With Valentine’s Day right around the corner you might be forgiven for thinking that the long awaited FTHC, the ninth studio album from Frank Turner would be an offering of love and lament.
Instead, Frank forgoes the foreplay and gets straight down and dirty with explosive opener Non Serviam. A gritty punk number with a distorted riff, the track paves the way for a hard-hitting album that is perhaps Frank’s most personal and best yet.
The Gathering is a call to arms and pretty much sums up how much we have lusted for live music during the last two years. Frank recorded the track during Lockdown enlisting the talents of Muse’s Dom Howard on drums and Jason Isbell on guitar.
Fatherless, My Bad and Miranda are three of the album’s most autobiographical tracks. Fatherless and My Bad explore Frank’s strained relationship with his father and catalogue the miserable experience of being shipped off to boarding school.
Miranda by comparison is a beautifully raw and emotionally evocative number. Frank explains “My father is called Miranda these days. She’s a proud transgender woman and my resentment has started to fade,”. The lyrics portray a journey of acceptance, growth, and reconciliation.

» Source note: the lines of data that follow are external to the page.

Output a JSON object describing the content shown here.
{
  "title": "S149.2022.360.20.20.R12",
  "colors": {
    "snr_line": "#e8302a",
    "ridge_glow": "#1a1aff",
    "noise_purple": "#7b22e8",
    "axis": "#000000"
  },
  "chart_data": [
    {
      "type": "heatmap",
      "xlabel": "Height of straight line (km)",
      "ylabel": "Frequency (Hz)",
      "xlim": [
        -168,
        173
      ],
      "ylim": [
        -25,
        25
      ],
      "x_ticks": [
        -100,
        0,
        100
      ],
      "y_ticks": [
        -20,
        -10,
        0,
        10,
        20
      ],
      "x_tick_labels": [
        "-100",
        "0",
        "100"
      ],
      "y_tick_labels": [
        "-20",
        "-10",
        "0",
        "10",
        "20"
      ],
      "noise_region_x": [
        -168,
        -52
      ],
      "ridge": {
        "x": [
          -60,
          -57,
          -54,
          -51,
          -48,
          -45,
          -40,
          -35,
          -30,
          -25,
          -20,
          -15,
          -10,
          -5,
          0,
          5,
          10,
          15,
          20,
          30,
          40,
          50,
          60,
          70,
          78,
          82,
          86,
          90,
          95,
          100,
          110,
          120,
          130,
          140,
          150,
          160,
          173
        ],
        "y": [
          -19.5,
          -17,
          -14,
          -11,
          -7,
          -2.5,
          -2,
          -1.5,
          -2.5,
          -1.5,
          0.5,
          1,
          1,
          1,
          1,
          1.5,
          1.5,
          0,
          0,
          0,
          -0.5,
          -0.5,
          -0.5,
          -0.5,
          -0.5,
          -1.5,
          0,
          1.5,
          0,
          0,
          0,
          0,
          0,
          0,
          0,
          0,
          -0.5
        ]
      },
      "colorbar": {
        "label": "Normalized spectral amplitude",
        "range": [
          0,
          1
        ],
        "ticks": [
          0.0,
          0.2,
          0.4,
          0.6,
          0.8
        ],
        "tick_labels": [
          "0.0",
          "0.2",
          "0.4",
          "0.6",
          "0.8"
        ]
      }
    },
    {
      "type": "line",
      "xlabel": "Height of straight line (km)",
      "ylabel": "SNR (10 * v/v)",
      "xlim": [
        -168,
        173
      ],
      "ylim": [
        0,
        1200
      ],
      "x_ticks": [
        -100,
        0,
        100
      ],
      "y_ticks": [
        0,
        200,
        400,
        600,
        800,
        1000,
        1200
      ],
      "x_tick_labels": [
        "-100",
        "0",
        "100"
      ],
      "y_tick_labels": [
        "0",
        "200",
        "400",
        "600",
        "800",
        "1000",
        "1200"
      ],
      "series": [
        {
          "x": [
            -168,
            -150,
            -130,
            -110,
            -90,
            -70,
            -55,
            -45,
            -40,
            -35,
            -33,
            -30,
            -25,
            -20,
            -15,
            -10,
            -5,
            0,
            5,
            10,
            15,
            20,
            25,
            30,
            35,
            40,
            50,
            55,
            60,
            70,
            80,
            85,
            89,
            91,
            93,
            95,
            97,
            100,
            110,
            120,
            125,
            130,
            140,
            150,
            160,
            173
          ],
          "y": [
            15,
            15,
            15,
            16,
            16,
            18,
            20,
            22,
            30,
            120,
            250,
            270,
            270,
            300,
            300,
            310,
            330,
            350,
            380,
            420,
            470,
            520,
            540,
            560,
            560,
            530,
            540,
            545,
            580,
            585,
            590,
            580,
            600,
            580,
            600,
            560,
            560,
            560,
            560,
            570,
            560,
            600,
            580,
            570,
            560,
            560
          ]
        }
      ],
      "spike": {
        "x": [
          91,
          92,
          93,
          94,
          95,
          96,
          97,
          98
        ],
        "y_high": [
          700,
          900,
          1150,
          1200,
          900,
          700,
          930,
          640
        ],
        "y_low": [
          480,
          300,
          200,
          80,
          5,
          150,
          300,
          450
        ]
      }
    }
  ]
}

The most poignant track on the album is the transcendental – A Wave Across The Bay -Turner’s tribute to his late friend Scott Hutchison of Frightened Rabbit who took his own life in 2018 after a lengthy struggle with depression.

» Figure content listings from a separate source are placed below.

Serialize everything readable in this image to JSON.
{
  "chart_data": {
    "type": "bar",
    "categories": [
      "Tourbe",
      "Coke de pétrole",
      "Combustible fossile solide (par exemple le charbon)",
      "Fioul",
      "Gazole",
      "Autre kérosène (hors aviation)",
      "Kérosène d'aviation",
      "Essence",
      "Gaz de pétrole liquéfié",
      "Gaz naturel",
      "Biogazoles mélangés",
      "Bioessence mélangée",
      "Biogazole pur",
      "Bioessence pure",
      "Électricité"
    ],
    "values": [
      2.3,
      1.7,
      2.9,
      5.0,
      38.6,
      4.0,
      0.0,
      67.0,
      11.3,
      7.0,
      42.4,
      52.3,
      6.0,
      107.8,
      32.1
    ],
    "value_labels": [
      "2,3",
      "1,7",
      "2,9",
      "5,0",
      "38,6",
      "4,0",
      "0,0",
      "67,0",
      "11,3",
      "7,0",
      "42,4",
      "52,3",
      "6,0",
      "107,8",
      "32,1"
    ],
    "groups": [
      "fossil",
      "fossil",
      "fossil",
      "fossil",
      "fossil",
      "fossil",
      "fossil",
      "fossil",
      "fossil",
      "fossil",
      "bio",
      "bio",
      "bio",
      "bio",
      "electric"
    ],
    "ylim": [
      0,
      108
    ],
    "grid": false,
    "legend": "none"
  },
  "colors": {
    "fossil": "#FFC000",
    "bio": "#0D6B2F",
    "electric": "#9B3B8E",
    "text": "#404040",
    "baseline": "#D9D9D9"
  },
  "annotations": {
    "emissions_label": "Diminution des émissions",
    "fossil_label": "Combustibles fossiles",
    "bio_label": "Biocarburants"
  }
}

Frank says: “I still miss my friend Scott every day. His passing left such a huge hole in so many lives. I wrote this song in his honor and memory. It was hard to write and record, but I think it does the man some small justice.”
The song provides one of FTHC’s most vulnerable moments and is a fitting contribution to an album that bleeds honesty.

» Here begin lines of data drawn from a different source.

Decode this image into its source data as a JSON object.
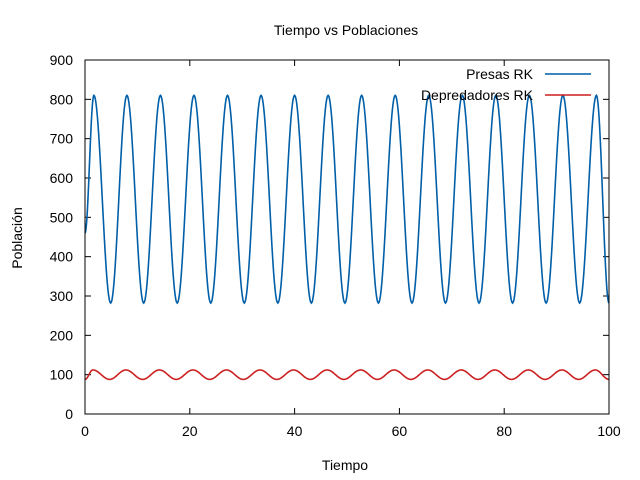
{
  "chart_data": {
    "type": "line",
    "title": "Tiempo vs Poblaciones",
    "xlabel": "Tiempo",
    "ylabel": "Población",
    "xlim": [
      0,
      100
    ],
    "ylim": [
      0,
      900
    ],
    "xticks": [
      0,
      20,
      40,
      60,
      80,
      100
    ],
    "yticks": [
      0,
      100,
      200,
      300,
      400,
      500,
      600,
      700,
      800,
      900
    ],
    "xtick_labels": [
      "0",
      "20",
      "40",
      "60",
      "80",
      "100"
    ],
    "ytick_labels": [
      "0",
      "100",
      "200",
      "300",
      "400",
      "500",
      "600",
      "700",
      "800",
      "900"
    ],
    "grid": false,
    "legend_position": "top-right",
    "series": [
      {
        "name": "Presas RK",
        "color": "#005fa8",
        "x": [
          0,
          1.7,
          4.9,
          8.0,
          11.2,
          14.4,
          17.6,
          20.8,
          24.0,
          27.2,
          30.4,
          33.6,
          36.8,
          40.0,
          43.2,
          46.4,
          49.6,
          52.8,
          56.0,
          59.2,
          62.4,
          65.6,
          68.8,
          72.0,
          75.2,
          78.4,
          81.6,
          84.8,
          88.0,
          91.2,
          94.4,
          97.6,
          100
        ],
        "values": [
          460,
          810,
          282,
          810,
          282,
          810,
          282,
          810,
          282,
          810,
          282,
          810,
          282,
          810,
          282,
          810,
          282,
          810,
          282,
          810,
          282,
          810,
          282,
          810,
          282,
          810,
          282,
          810,
          282,
          810,
          282,
          810,
          282
        ]
      },
      {
        "name": "Depredadores RK",
        "color": "#cc1f1f",
        "x": [
          0,
          1.5,
          4.7,
          7.8,
          11.0,
          14.2,
          17.4,
          20.6,
          23.8,
          27.0,
          30.2,
          33.4,
          36.6,
          39.8,
          43.0,
          46.2,
          49.4,
          52.6,
          55.8,
          59.0,
          62.2,
          65.4,
          68.6,
          71.8,
          75.0,
          78.2,
          81.4,
          84.6,
          87.8,
          91.0,
          94.2,
          97.4,
          100
        ],
        "values": [
          88,
          112,
          88,
          112,
          88,
          112,
          88,
          112,
          88,
          112,
          88,
          112,
          88,
          112,
          88,
          112,
          88,
          112,
          88,
          112,
          88,
          112,
          88,
          112,
          88,
          112,
          88,
          112,
          88,
          112,
          88,
          112,
          88
        ]
      }
    ]
  }
}
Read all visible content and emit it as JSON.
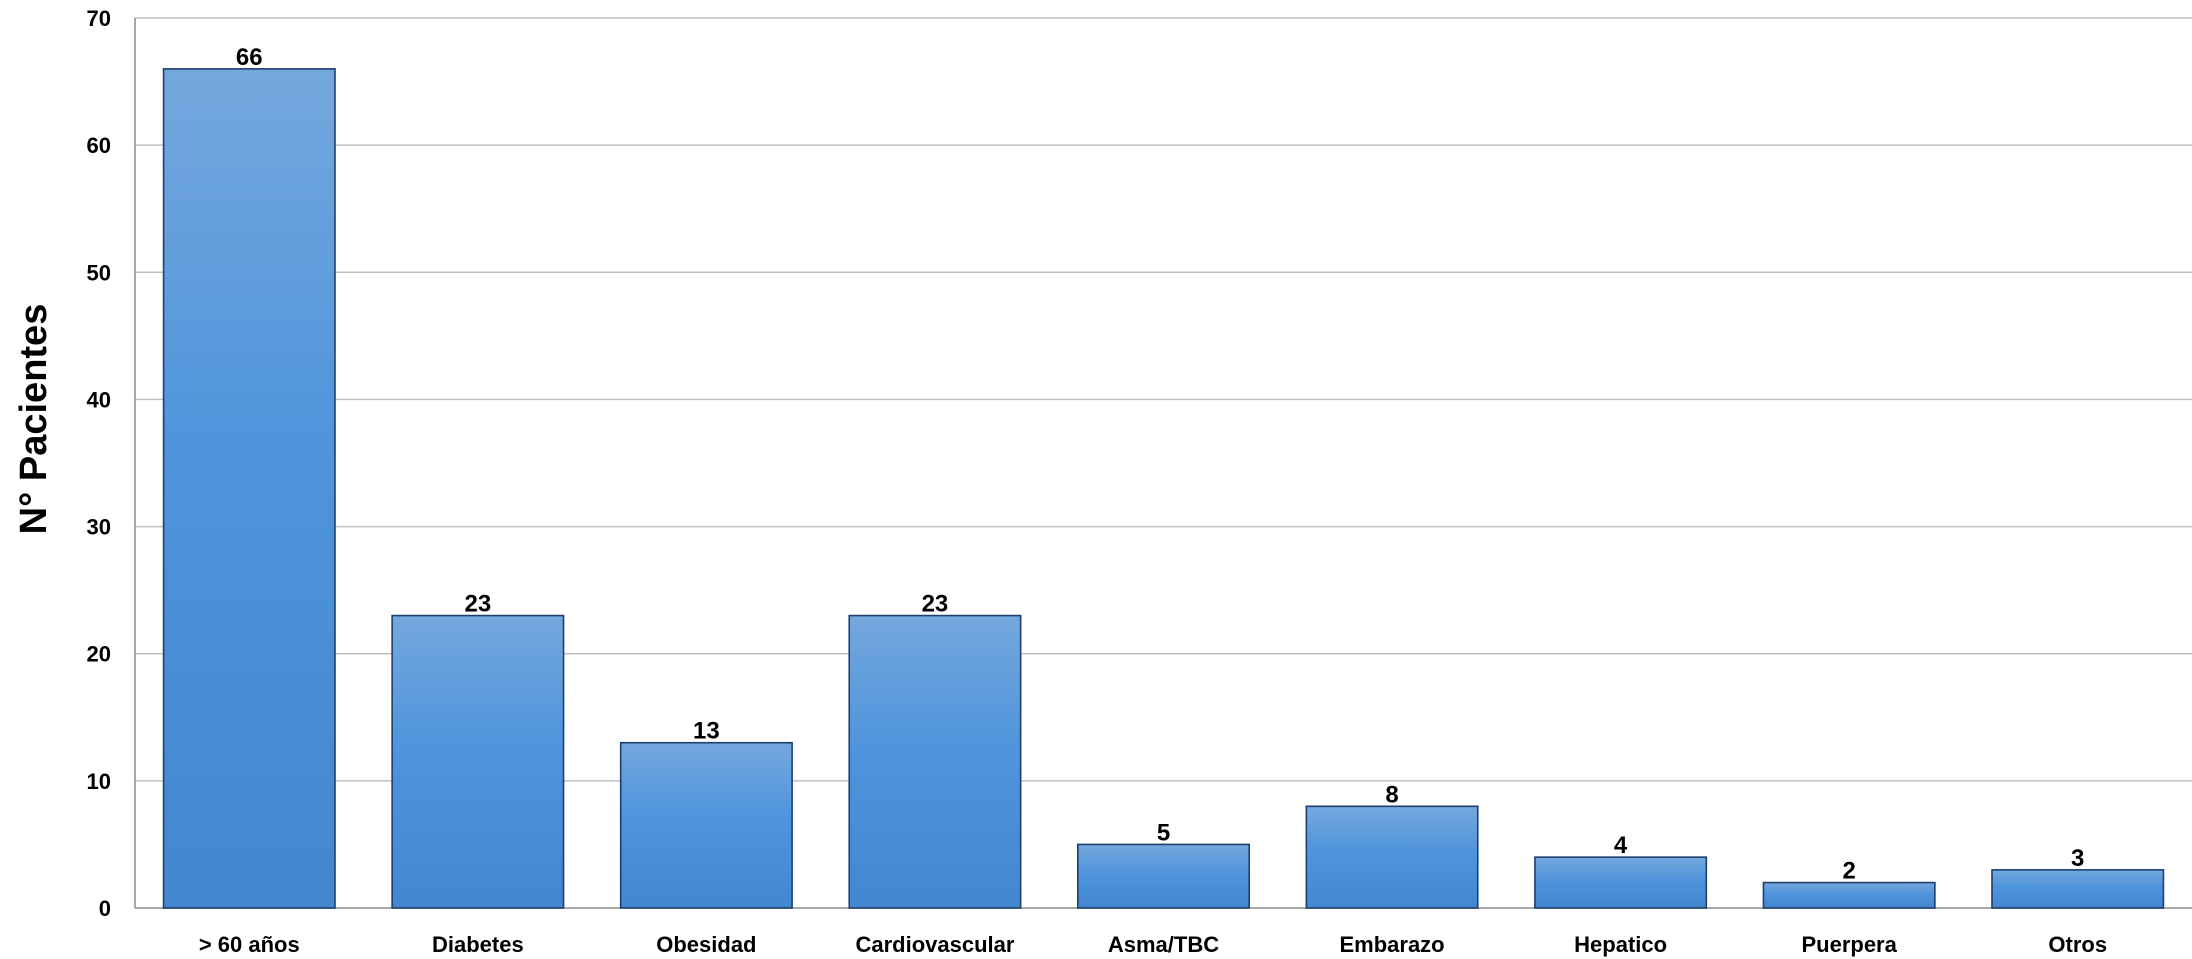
{
  "chart_data": {
    "type": "bar",
    "title": "",
    "xlabel": "",
    "ylabel": "N° Pacientes",
    "categories": [
      "> 60 años",
      "Diabetes",
      "Obesidad",
      "Cardiovascular",
      "Asma/TBC",
      "Embarazo",
      "Hepatico",
      "Puerpera",
      "Otros"
    ],
    "values": [
      66,
      23,
      13,
      23,
      5,
      8,
      4,
      2,
      3
    ],
    "ylim": [
      0,
      70
    ],
    "yticks": [
      0,
      10,
      20,
      30,
      40,
      50,
      60,
      70
    ],
    "grid": true,
    "legend": "none",
    "bar_color": "#4f94dc",
    "bar_color_light": "#74a8dd",
    "bar_color_dark": "#4287cf",
    "bar_outline_color": "#1f3f6e"
  }
}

The 14 track album is a welcome return to form for Frank Turner and a nod to his early hardcore days with the Million Dead.
An album of exploration and revelation. Pure, unadulterated Punk.
Welcome back Frank!
FTHC is due out February 11th 2022 via Xtra Mile Recordings/Polydor
1 Comment
This review further teases my anticipation for Franks new album.
My preorder is on its way – fingers crossed it arrives today!
I’ve already heard a few tracks from this album and I can’t wait to hear them performed live, in a sweaty venue with hundreds of people singing along – where they belong.